Released man paid $718,000

Tags: Excerpts from the Windmill

THE HAGUE - The Dutch government has paid $16 million in compensation last year to individuals wrongly arrested, jailed or convicted. On average, each person received $3,575. One innocent man, recently freed after 4.5 years, was granted a payment of $718,000. In 2001, Cees B. had been sentenced to eighteen years and psychiatric care for killing a 10-year old girl in Schiedam, near Rotterdam.

B., allegedly a pedophile who was never convicted, had confessed to the murder of the girl and the attempted murder of a boy during the same incident. Although he recanted his story soon, prosecutors through unsubstantiated DNA-testing, were convinced of his guilt.

The case against the man only unhinged in 2005, when another man, arrested for attempted rape, confessed to the murder of Nienke Kleiss. DNA evidence confirmed his confession and proved the jailed man’s innocence. An investigation into the first court case revealed that prosecutors did not relate to the judge various DNA experts’ strong doubts about a link to the first suspect. The mistakes and the suppressed evidence in the 2001 court case, since have led to new recommendations on how to deal with DNA evidence, the chain of evidence and the conduct of prosecutors.

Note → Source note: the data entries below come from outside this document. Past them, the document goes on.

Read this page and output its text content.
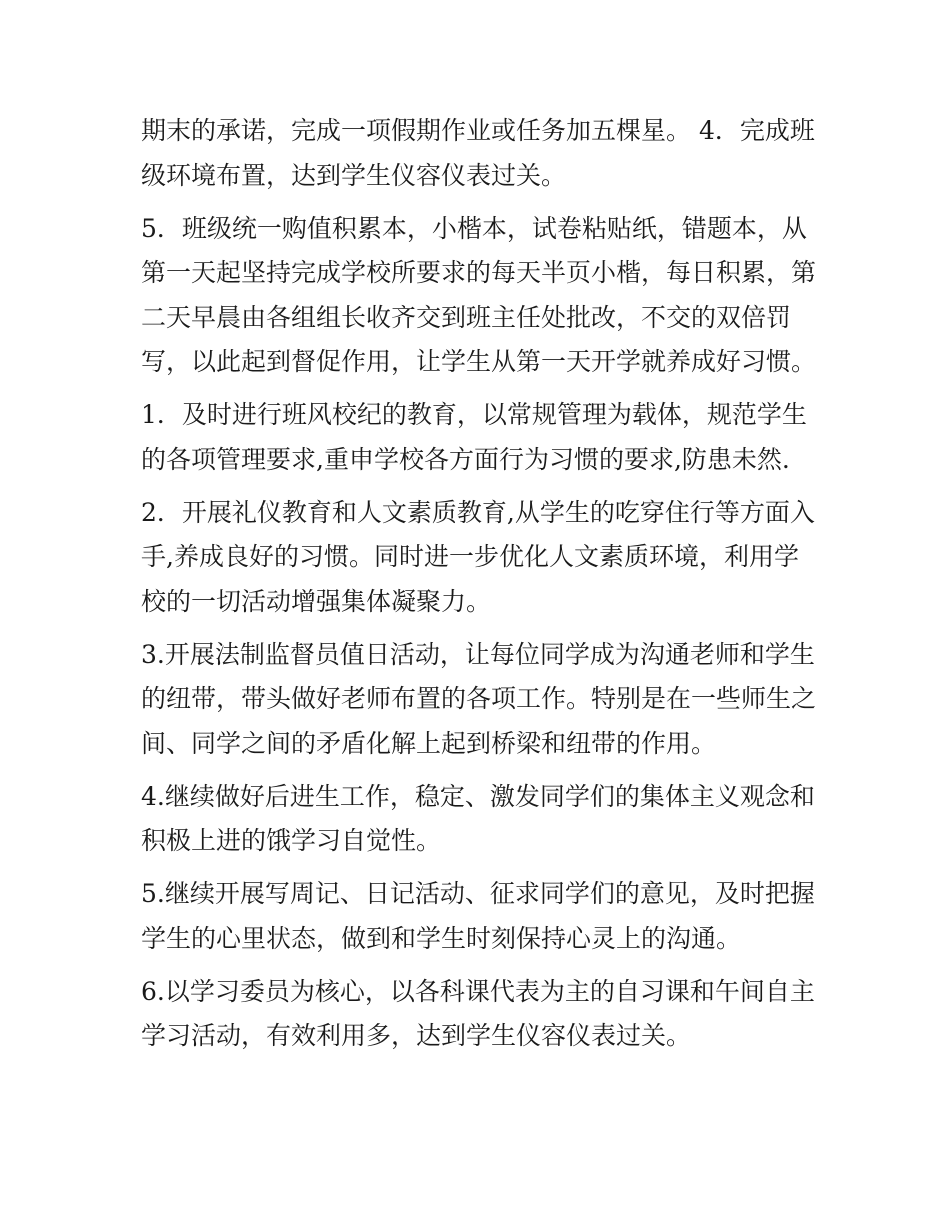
期末的承诺，完成一项假期作业或任务加五棵星。 4．完成班级环境布置，达到学生仪容仪表过关。

5．班级统一购值积累本，小楷本，试卷粘贴纸，错题本，从第一天起坚持完成学校所要求的每天半页小楷，每日积累，第二天早晨由各组组长收齐交到班主任处批改，不交的双倍罚写，以此起到督促作用，让学生从第一天开学就养成好习惯。

1．及时进行班风校纪的教育，以常规管理为载体，规范学生的各项管理要求,重申学校各方面行为习惯的要求,防患未然.

2．开展礼仪教育和人文素质教育,从学生的吃穿住行等方面入手,养成良好的习惯。同时进一步优化人文素质环境，利用学校的一切活动增强集体凝聚力。

3.开展法制监督员值日活动，让每位同学成为沟通老师和学生的纽带，带头做好老师布置的各项工作。特别是在一些师生之间、同学之间的矛盾化解上起到桥梁和纽带的作用。

4.继续做好后进生工作，稳定、激发同学们的集体主义观念和积极上进的饿学习自觉性。

5.继续开展写周记、日记活动、征求同学们的意见，及时把握学生的心里状态，做到和学生时刻保持心灵上的沟通。

6.以学习委员为核心，以各科课代表为主的自习课和午间自主学习活动，有效利用多，达到学生仪容仪表过关。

In the last couple of years, the government paid huge amounts of compensation in two other high-profile cases. In 2004, a man received $150,000 following his release from incarceration for his alleged role in the deadly explosions and fires at the Enschede fireworks manufacturer. Two men, wrongfully jailed for seven years for the 1994 murder of Putten stewardess Christel Ambrosius, together received $2.15 million. Their release however transferred the murder of the woman into the category of ‘unsolved crimes.’